Now, if the context is different from that of an expert communicating to fellow experts, then obviously changes in communication are required by the communicator because precision of meaning is not that important since you just need to get "the idea" across, but some people don't necessarily make the switch in communication modes effectively, whereas others are very good at perceiving communication context and switching their mode of communication appropriately.
"Jargon" is a pejorative used often (not always, but often) by people who are wrongly criticizing a communicator for having used precise technical language in the correct context, merely because they are promoting some form of anti-intellectualism. Just because I am either unfamiliar with (ignorant of) or not capable of comprehending the language that experts in specific fields are using to communicate to each other in a precise, high-information-density manner is utterly irrelevant to the utility of using such language.
A few more comments on my #34 and the follow-ups. I refuse to believe that any recursive algorithm will ever out-perform a fairly short in-line routine. The overhead for subroutine calls is never going to go away.

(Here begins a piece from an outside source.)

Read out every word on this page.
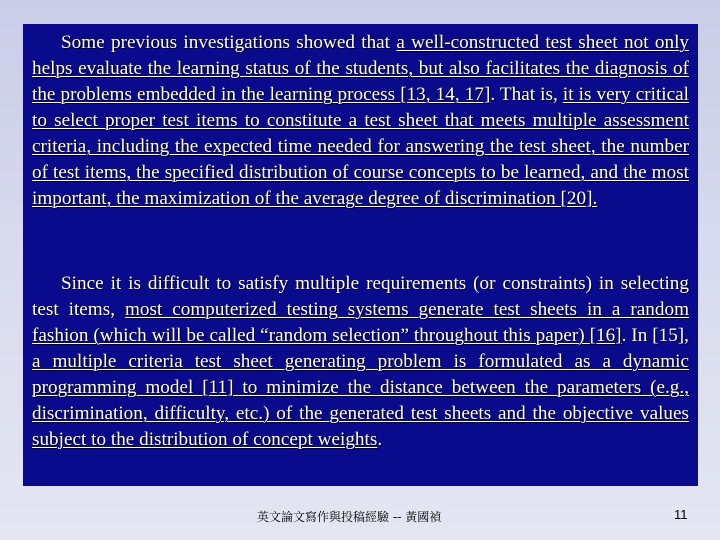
Some previous investigations showed that a well-constructed test sheet not only helps evaluate the learning status of the students, but also facilitates the diagnosis of the problems embedded in the learning process [13, 14, 17]. That is, it is very critical to select proper test items to constitute a test sheet that meets multiple assessment criteria, including the expected time needed for answering the test sheet, the number of test items, the specified distribution of course concepts to be learned, and the most important, the maximization of the average degree of discrimination [20].

Since it is difficult to satisfy multiple requirements (or constraints) in selecting test items, most computerized testing systems generate test sheets in a random fashion (which will be called “random selection” throughout this paper) [16]. In [15], a multiple criteria test sheet generating problem is formulated as a dynamic programming model [11] to minimize the distance between the parameters (e.g., discrimination, difficulty, etc.) of the generated test sheets and the objective values subject to the distribution of concept weights.

英文論文寫作與投稿經驗 -- 黃國禎	11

I should have said that I did the work in 1984, on a DEC VAX 11/780 running Unix SVR2. The code was written in K&R C.
My thesis arose from a practical problem I had at the time: I had to sort a file with about ten million records that was in fairly good order. I wanted to know what the best algorithm would be for that. It turned out, both theoretically and practically, the most efficient algorithm was Shell sort. I then tried various algorithms with files of varying order (pretty well sorted already, random order, and inverse order) and number of records. I discovered that on the VAX, with files of over 150K records, both quicksort and heap sort (which were recursive algorithms) failed because they ran out of stack space.
I just re-read my last two paragraphs, and noticed that it was filled with jargon. But I was writing them in response to a couple of posters who were obviously "persons skilled in the art" (as patent law puts it). And that is a proper use of jargon. An experienced programmer should know what a "stack" is. Similarly, anyone dealing with computers in the 1980s would recognise "DEC VAX 11/780", "Unix SVR2" and "K&R C" -- these are all "terms of art", and the comments by Steve Greene in #39 would apply.

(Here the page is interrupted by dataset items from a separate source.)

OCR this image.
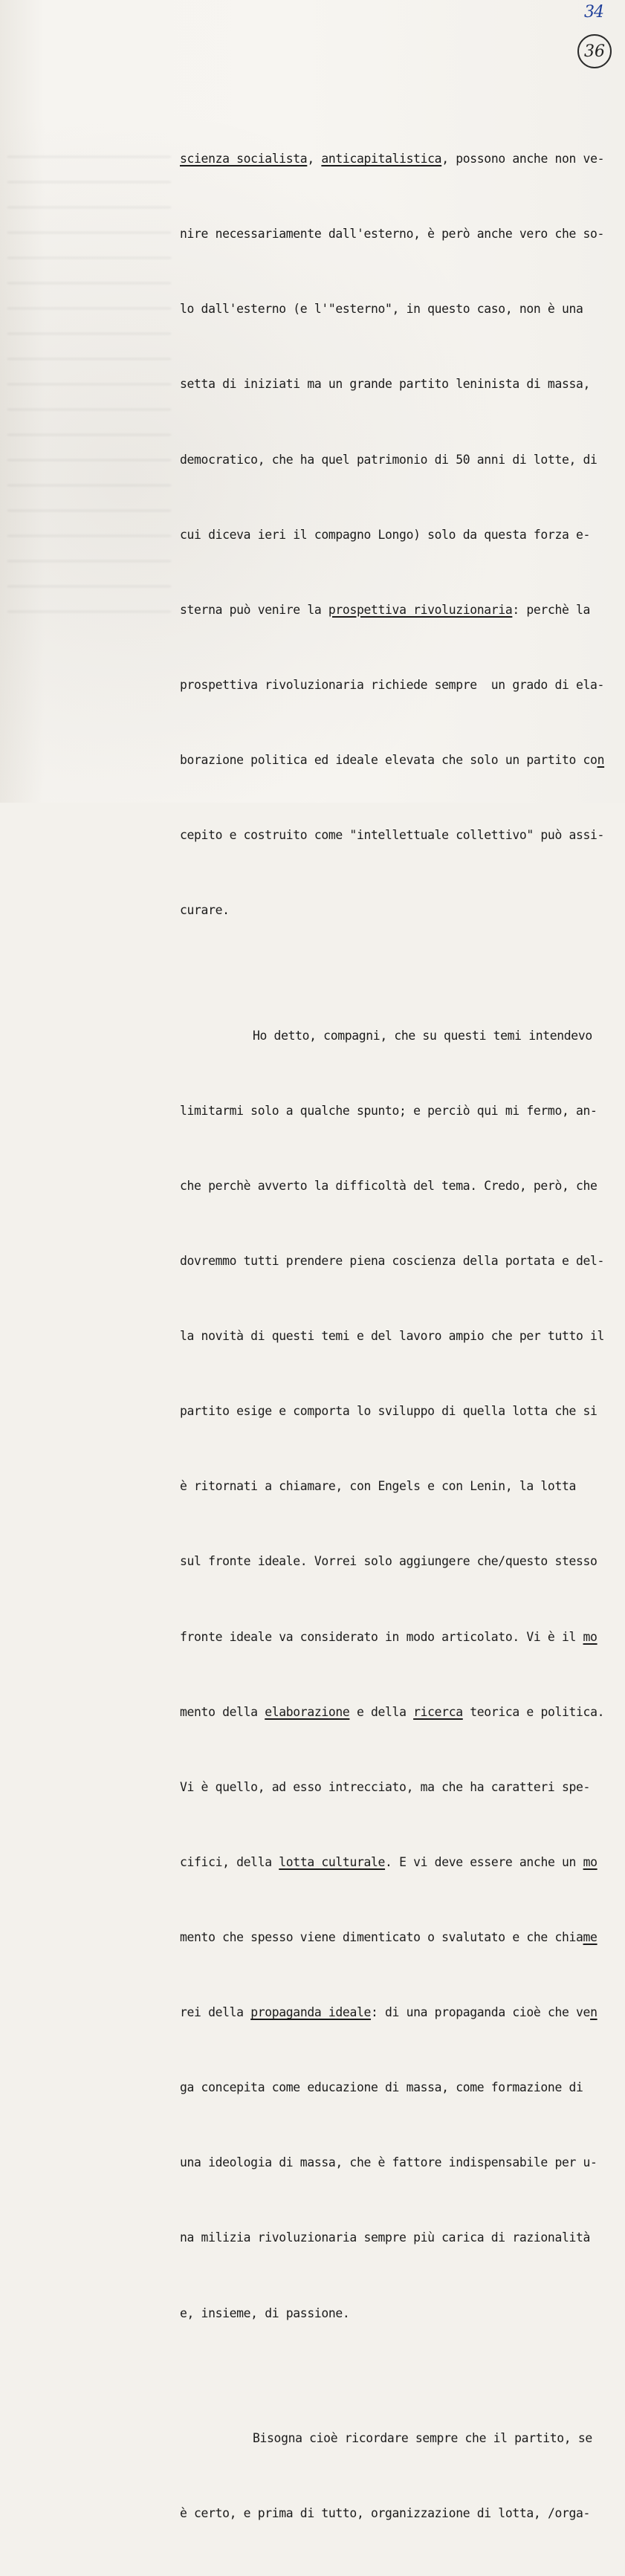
34
36

scienza socialista, anticapitalistica, possono anche non ve-

nire necessariamente dall'esterno, è però anche vero che so-

lo dall'esterno (e l'"esterno", in questo caso, non è una

setta di iniziati ma un grande partito leninista di massa,

democratico, che ha quel patrimonio di 50 anni di lotte, di

cui diceva ieri il compagno Longo) solo da questa forza e-

sterna può venire la prospettiva rivoluzionaria: perchè la

prospettiva rivoluzionaria richiede sempre  un grado di ela-

borazione politica ed ideale elevata che solo un partito con

cepito e costruito come "intellettuale collettivo" può assi-

curare.

Ho detto, compagni, che su questi temi intendevo

limitarmi solo a qualche spunto; e perciò qui mi fermo, an-

che perchè avverto la difficoltà del tema. Credo, però, che

dovremmo tutti prendere piena coscienza della portata e del-

la novità di questi temi e del lavoro ampio che per tutto il

partito esige e comporta lo sviluppo di quella lotta che si

è ritornati a chiamare, con Engels e con Lenin, la lotta

sul fronte ideale. Vorrei solo aggiungere che/questo stesso

fronte ideale va considerato in modo articolato. Vi è il mo

mento della elaborazione e della ricerca teorica e politica.

Vi è quello, ad esso intrecciato, ma che ha caratteri spe-

cifici, della lotta culturale. E vi deve essere anche un mo

mento che spesso viene dimenticato o svalutato e che chiame

rei della propaganda ideale: di una propaganda cioè che ven

ga concepita come educazione di massa, come formazione di

una ideologia di massa, che è fattore indispensabile per u-

na milizia rivoluzionaria sempre più carica di razionalità

e, insieme, di passione.

Bisogna cioè ricordare sempre che il partito, se

è certo, e prima di tutto, organizzazione di lotta, /orga-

More years ago than I care to remember I was denied the chance to do a reasonably rigorous level of high school maths because I was considered incapable of understanding it. By some strange miracle I manged to matriculate for Uni to study science. It was a mixture of horror and delight when I strolled in to my first year maths class and encountered calculus for the first time. I saw maths as no longer some dry formulae with no apparent usefulness but an art with a beauty all its own.

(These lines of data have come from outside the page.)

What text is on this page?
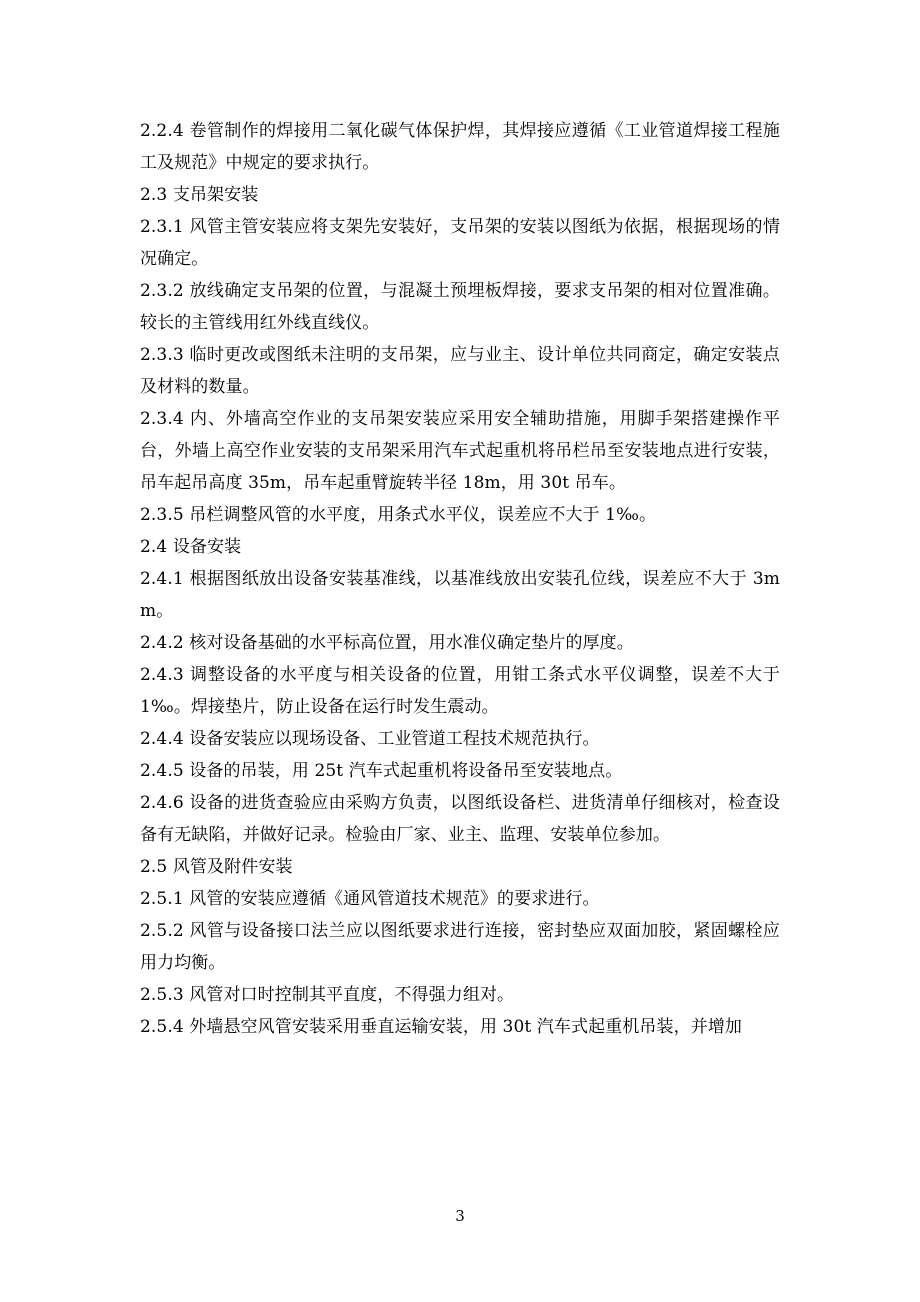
2.2.4 卷管制作的焊接用二氧化碳气体保护焊，其焊接应遵循《工业管道焊接工程施工及规范》中规定的要求执行。

2.3 支吊架安装

2.3.1 风管主管安装应将支架先安装好，支吊架的安装以图纸为依据，根据现场的情况确定。

2.3.2 放线确定支吊架的位置，与混凝土预埋板焊接，要求支吊架的相对位置准确。较长的主管线用红外线直线仪。

2.3.3 临时更改或图纸未注明的支吊架，应与业主、设计单位共同商定，确定安装点及材料的数量。

2.3.4 内、外墙高空作业的支吊架安装应采用安全辅助措施，用脚手架搭建操作平台，外墙上高空作业安装的支吊架采用汽车式起重机将吊栏吊至安装地点进行安装，吊车起吊高度 35m，吊车起重臂旋转半径 18m，用 30t 吊车。

2.3.5 吊栏调整风管的水平度，用条式水平仪，误差应不大于 1‰。

2.4 设备安装

2.4.1 根据图纸放出设备安装基准线，以基准线放出安装孔位线，误差应不大于 3mm。

2.4.2 核对设备基础的水平标高位置，用水准仪确定垫片的厚度。

2.4.3 调整设备的水平度与相关设备的位置，用钳工条式水平仪调整，误差不大于 1‰。焊接垫片，防止设备在运行时发生震动。

2.4.4 设备安装应以现场设备、工业管道工程技术规范执行。

2.4.5 设备的吊装，用 25t 汽车式起重机将设备吊至安装地点。

2.4.6 设备的进货查验应由采购方负责，以图纸设备栏、进货清单仔细核对，检查设备有无缺陷，并做好记录。检验由厂家、业主、监理、安装单位参加。

2.5 风管及附件安装

2.5.1 风管的安装应遵循《通风管道技术规范》的要求进行。

2.5.2 风管与设备接口法兰应以图纸要求进行连接，密封垫应双面加胶，紧固螺栓应用力均衡。

2.5.3 风管对口时控制其平直度，不得强力组对。

2.5.4 外墙悬空风管安装采用垂直运输安装，用 30t 汽车式起重机吊装，并增加

3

Unfortunately most of it was beyond my comprehension and a serious discussion with the prof at the end of the lecture saw me putting Uni maths on hold to study the relevant high school maths for six months at a technical college. I was not helped by a teacher who when questioned responded with "It is too obvious to bother explaining" when I couldn't follow the topic. I persevered and after six months managed to learn enough to survive the necessary uni maths.
I still struggle and have used some of what I have learned in my own research but most of it has died with the grey cells that contained it. I am still delighted though that my stepson is now doing the same sort of maths that was initially forbidden to me and I am still capable of helping him with some of the problems.
One thing I do remember with great delight was the prof covering three boards attempting to solve a problem before he himself got stuck. There were smiles all around when a student pointed out the mistake he had made two boards back. When corrected it took two lines to solve the problem.